The sweep of Aristotle’s text is tremendous. He begins with a history of metaphysics prior to his work and then, over several books, defines the discipline and methods of metaphysics. He goes on to examine the fundamental principles of being, including substance, potency and act, and the difference between material and immaterial substances. Finally, in the closing book, Aristotle argues that, as St. Thomas puts it in the final sentence of his commentary:

there is one ruler of the whole universe, the first mover, and one first intelligible object, and one first good, whom above he called God, who is blessed for ever and ever.

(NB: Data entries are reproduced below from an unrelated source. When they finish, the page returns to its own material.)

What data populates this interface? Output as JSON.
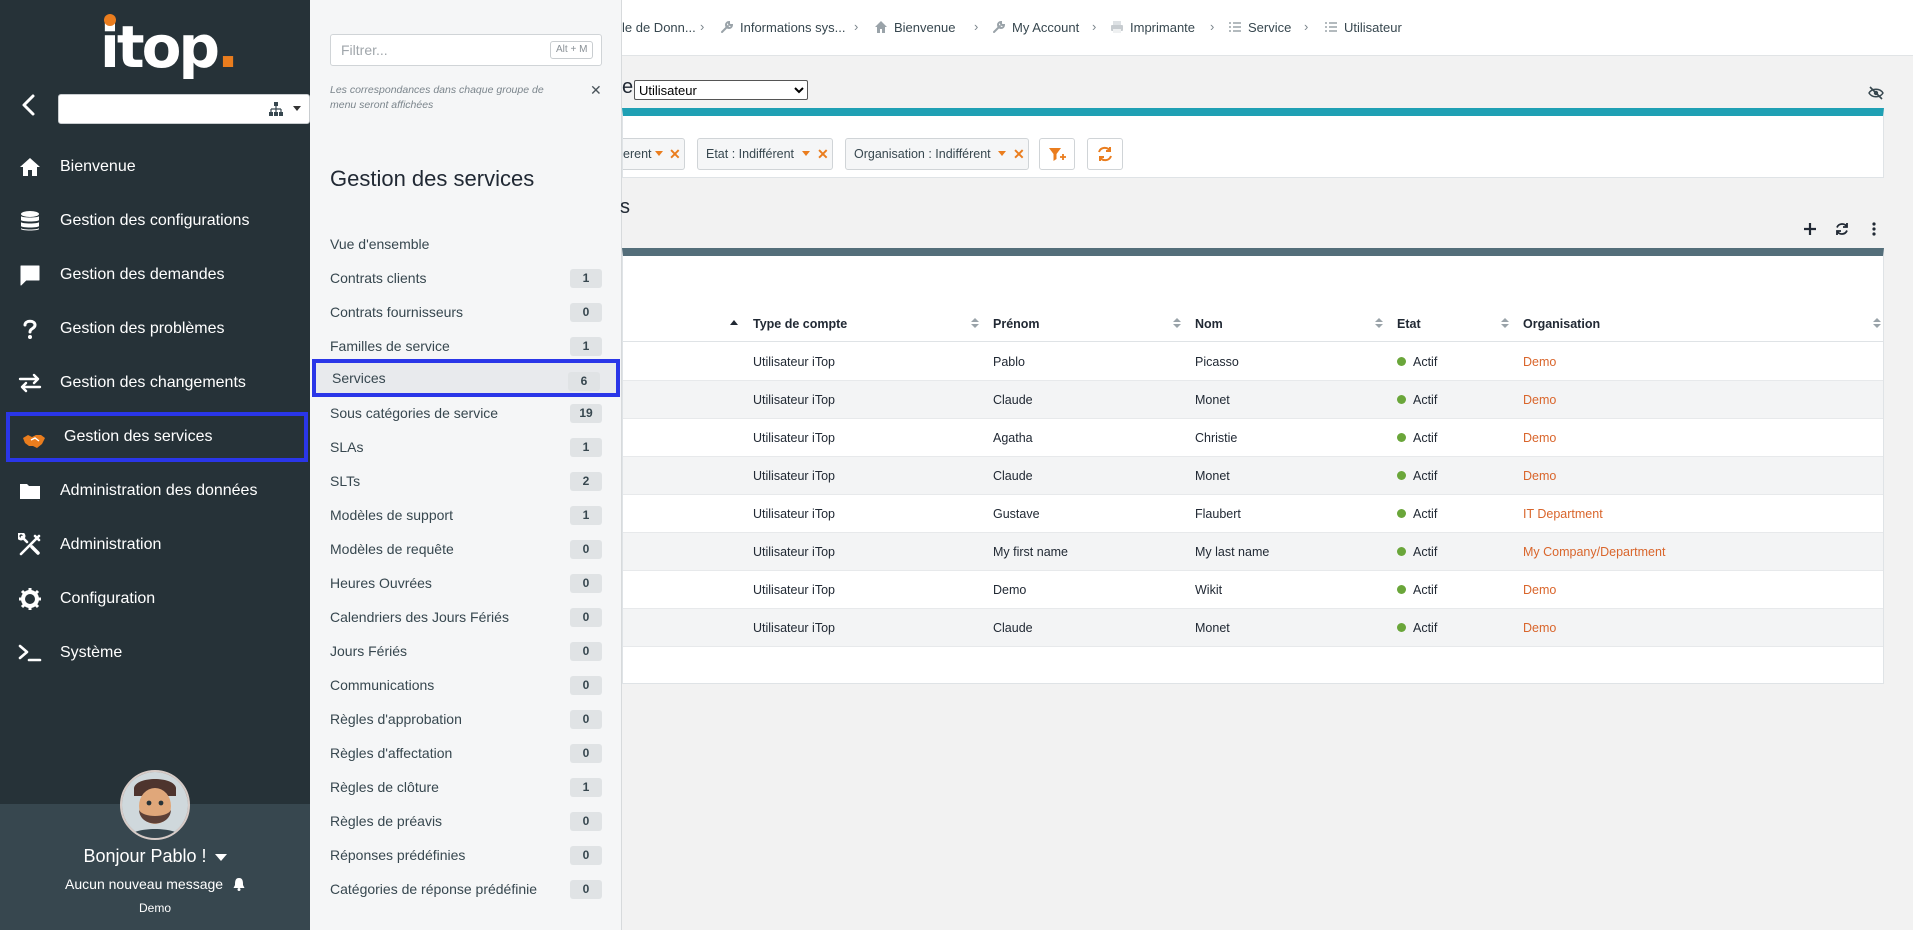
{
  "app": {
    "logo_text": "itop"
  },
  "nav": {
    "groups": [
      {
        "label": "Bienvenue",
        "icon": "home-icon"
      },
      {
        "label": "Gestion des configurations",
        "icon": "database-icon"
      },
      {
        "label": "Gestion des demandes",
        "icon": "comment-icon"
      },
      {
        "label": "Gestion des problèmes",
        "icon": "question-icon"
      },
      {
        "label": "Gestion des changements",
        "icon": "exchange-icon"
      },
      {
        "label": "Gestion des services",
        "icon": "handshake-icon",
        "active": true
      },
      {
        "label": "Administration des données",
        "icon": "folder-icon"
      },
      {
        "label": "Administration",
        "icon": "tools-icon"
      },
      {
        "label": "Configuration",
        "icon": "gear-icon"
      },
      {
        "label": "Système",
        "icon": "terminal-icon"
      }
    ],
    "org_select_value": ""
  },
  "user": {
    "greeting": "Bonjour Pablo !",
    "messages": "Aucun nouveau message",
    "organization": "Demo"
  },
  "drawer": {
    "filter_placeholder": "Filtrer...",
    "filter_shortcut": "Alt + M",
    "hint": "Les correspondances dans chaque groupe de menu seront affichées",
    "title": "Gestion des services",
    "items": [
      {
        "label": "Vue d'ensemble",
        "count": null
      },
      {
        "label": "Contrats clients",
        "count": "1"
      },
      {
        "label": "Contrats fournisseurs",
        "count": "0"
      },
      {
        "label": "Familles de service",
        "count": "1"
      },
      {
        "label": "Services",
        "count": "6",
        "active": true
      },
      {
        "label": "Sous catégories de service",
        "count": "19"
      },
      {
        "label": "SLAs",
        "count": "1"
      },
      {
        "label": "SLTs",
        "count": "2"
      },
      {
        "label": "Modèles de support",
        "count": "1"
      },
      {
        "label": "Modèles de requête",
        "count": "0"
      },
      {
        "label": "Heures Ouvrées",
        "count": "0"
      },
      {
        "label": "Calendriers des Jours Fériés",
        "count": "0"
      },
      {
        "label": "Jours Fériés",
        "count": "0"
      },
      {
        "label": "Communications",
        "count": "0"
      },
      {
        "label": "Règles d'approbation",
        "count": "0"
      },
      {
        "label": "Règles d'affectation",
        "count": "0"
      },
      {
        "label": "Règles de clôture",
        "count": "1"
      },
      {
        "label": "Règles de préavis",
        "count": "0"
      },
      {
        "label": "Réponses prédéfinies",
        "count": "0"
      },
      {
        "label": "Catégories de réponse prédéfinie",
        "count": "0"
      }
    ]
  },
  "breadcrumb": {
    "items": [
      {
        "label": "le de Donn...",
        "icon": ""
      },
      {
        "label": "Informations sys...",
        "icon": "wrench-icon"
      },
      {
        "label": "Bienvenue",
        "icon": "home-icon"
      },
      {
        "label": "My Account",
        "icon": "wrench-icon"
      },
      {
        "label": "Imprimante",
        "icon": "printer-icon"
      },
      {
        "label": "Service",
        "icon": "list-icon"
      },
      {
        "label": "Utilisateur",
        "icon": "list-icon"
      }
    ]
  },
  "search": {
    "header_fragment": "e",
    "class_value": "Utilisateur",
    "criteria": [
      {
        "label": "erent"
      },
      {
        "label": "Etat : Indifférent"
      },
      {
        "label": "Organisation : Indifférent"
      }
    ]
  },
  "results": {
    "title_fragment": "s",
    "columns": [
      "Type de compte",
      "Prénom",
      "Nom",
      "Etat",
      "Organisation"
    ],
    "rows": [
      {
        "type": "Utilisateur iTop",
        "first": "Pablo",
        "last": "Picasso",
        "status": "Actif",
        "org": "Demo"
      },
      {
        "type": "Utilisateur iTop",
        "first": "Claude",
        "last": "Monet",
        "status": "Actif",
        "org": "Demo"
      },
      {
        "type": "Utilisateur iTop",
        "first": "Agatha",
        "last": "Christie",
        "status": "Actif",
        "org": "Demo"
      },
      {
        "type": "Utilisateur iTop",
        "first": "Claude",
        "last": "Monet",
        "status": "Actif",
        "org": "Demo"
      },
      {
        "type": "Utilisateur iTop",
        "first": "Gustave",
        "last": "Flaubert",
        "status": "Actif",
        "org": "IT Department"
      },
      {
        "type": "Utilisateur iTop",
        "first": "My first name",
        "last": "My last name",
        "status": "Actif",
        "org": "My Company/Department"
      },
      {
        "type": "Utilisateur iTop",
        "first": "Demo",
        "last": "Wikit",
        "status": "Actif",
        "org": "Demo"
      },
      {
        "type": "Utilisateur iTop",
        "first": "Claude",
        "last": "Monet",
        "status": "Actif",
        "org": "Demo"
      }
    ]
  },
  "colors": {
    "sidebar_bg": "#263238",
    "accent": "#ea7d1e",
    "highlight": "#2a36e8",
    "criteria_bar": "#1fa0b4",
    "results_bar": "#546e7a",
    "status_active": "#6aa63a",
    "link": "#d9652b"
  }
}
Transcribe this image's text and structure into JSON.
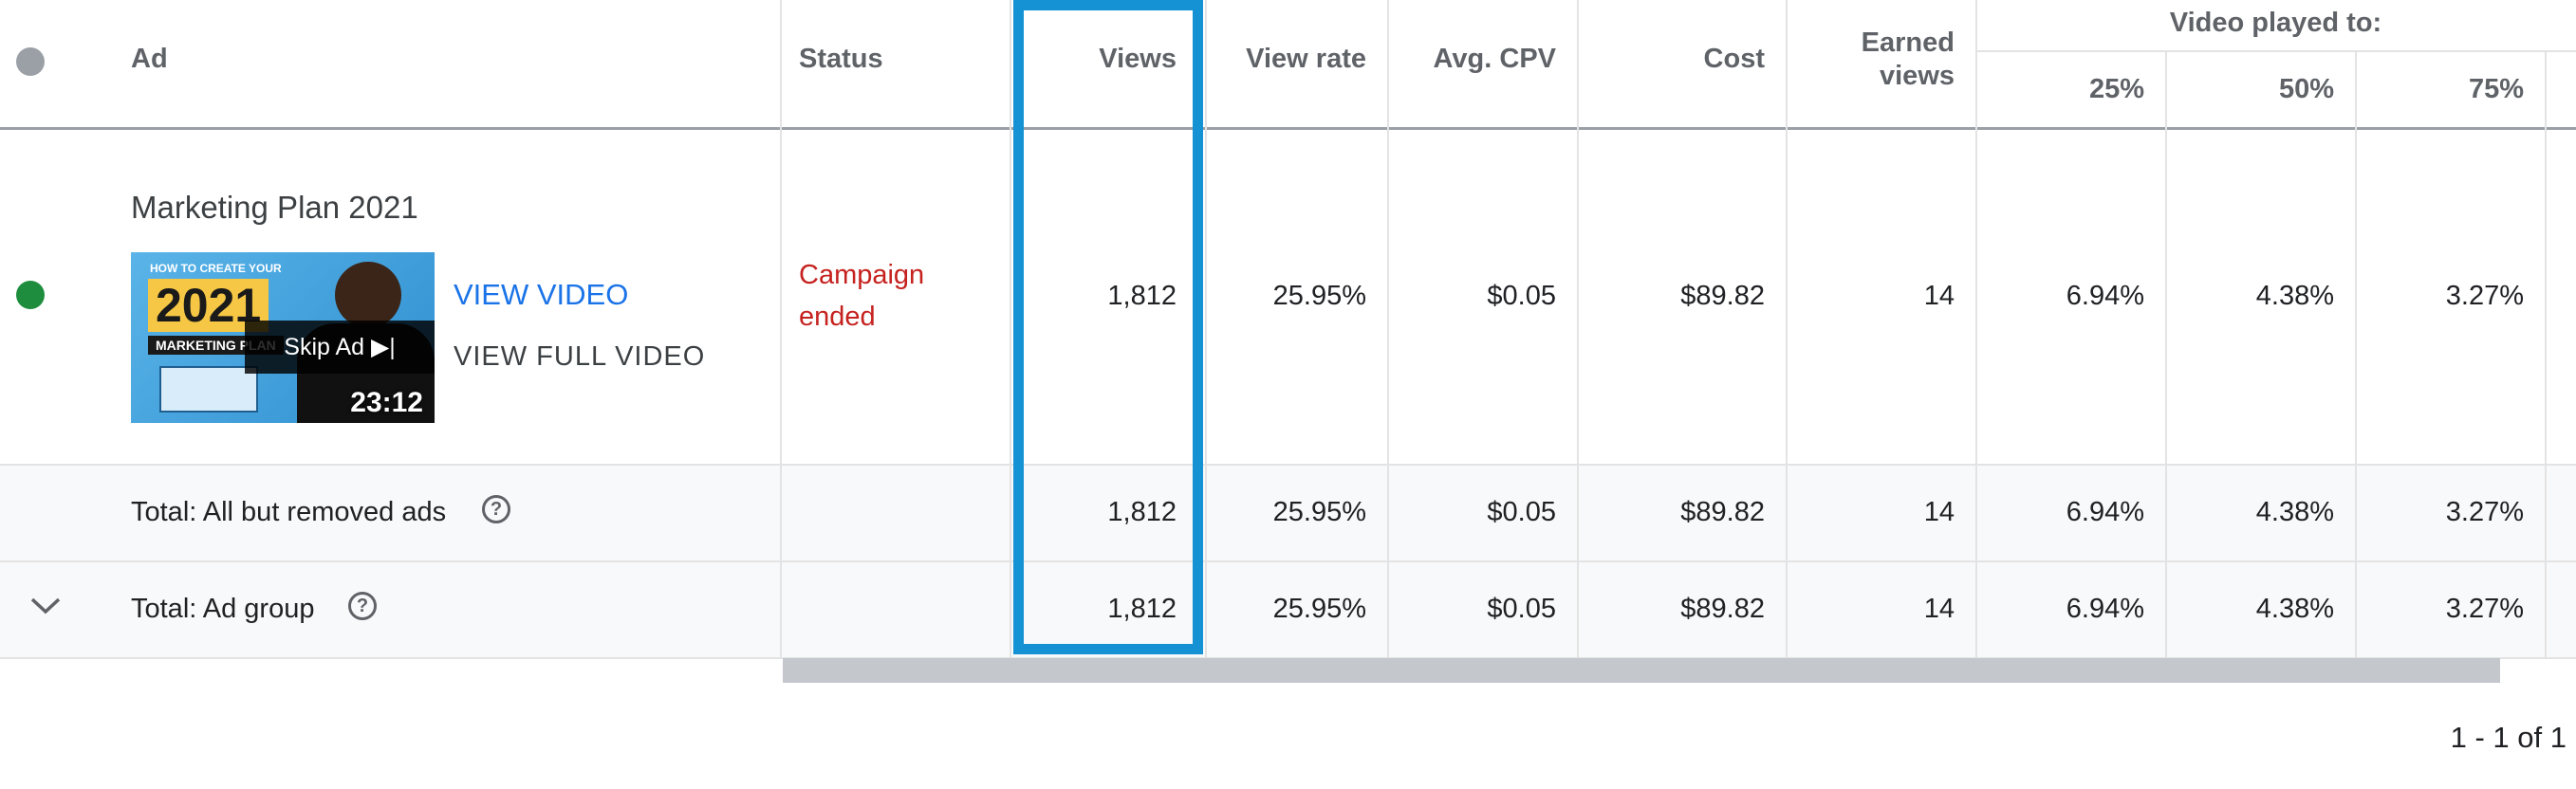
{
  "header": {
    "ad": "Ad",
    "status": "Status",
    "views": "Views",
    "view_rate": "View rate",
    "avg_cpv": "Avg. CPV",
    "cost": "Cost",
    "earned_views_line1": "Earned",
    "earned_views_line2": "views",
    "video_played_to": "Video played to:",
    "p25": "25%",
    "p50": "50%",
    "p75": "75%"
  },
  "ad_row": {
    "title": "Marketing Plan 2021",
    "view_video": "VIEW VIDEO",
    "view_full_video": "VIEW FULL VIDEO",
    "status_line1": "Campaign",
    "status_line2": "ended",
    "views": "1,812",
    "view_rate": "25.95%",
    "avg_cpv": "$0.05",
    "cost": "$89.82",
    "earned_views": "14",
    "p25": "6.94%",
    "p50": "4.38%",
    "p75": "3.27%",
    "thumbnail": {
      "top_text": "HOW TO CREATE YOUR",
      "year": "2021",
      "banner": "MARKETING PLAN",
      "skip": "Skip Ad ▶|",
      "duration": "23:12"
    }
  },
  "total_all": {
    "label": "Total: All but removed ads",
    "views": "1,812",
    "view_rate": "25.95%",
    "avg_cpv": "$0.05",
    "cost": "$89.82",
    "earned_views": "14",
    "p25": "6.94%",
    "p50": "4.38%",
    "p75": "3.27%"
  },
  "total_group": {
    "label": "Total: Ad group",
    "views": "1,812",
    "view_rate": "25.95%",
    "avg_cpv": "$0.05",
    "cost": "$89.82",
    "earned_views": "14",
    "p25": "6.94%",
    "p50": "4.38%",
    "p75": "3.27%"
  },
  "pagination": "1 - 1 of 1",
  "icons": {
    "help": "?",
    "expand": "chevron-down-icon"
  },
  "colors": {
    "status_ended": "#c5221f",
    "active_dot": "#1e8e3e",
    "link": "#1a73e8",
    "highlight": "#1592d4"
  }
}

Amen.

[1] William E. Gohlam (ed.). The Life of Ibn Sina, Albany, State of New York University Press, 1974, pp. 33-35, cited on Wikipedia.

[2] Jean-Pierre Torrell, OP, Saint Thomas Aquinas: The Person and His Work, vol. 1 (trans. Robert Royal; Washington, D.C.: The Catholic University of America Press, 1996), 237-239.

[3] One historical shortcoming is worth noting: although St. Thomas was aware of the existence of books 13 and 14 of the Metaphysics, he does not comment on them directly.

[4] As yet, no one has completed a critical edition of the text of Aquinas’s commentary.

[5] Torrell, Saint Thomas Aquinas, 232.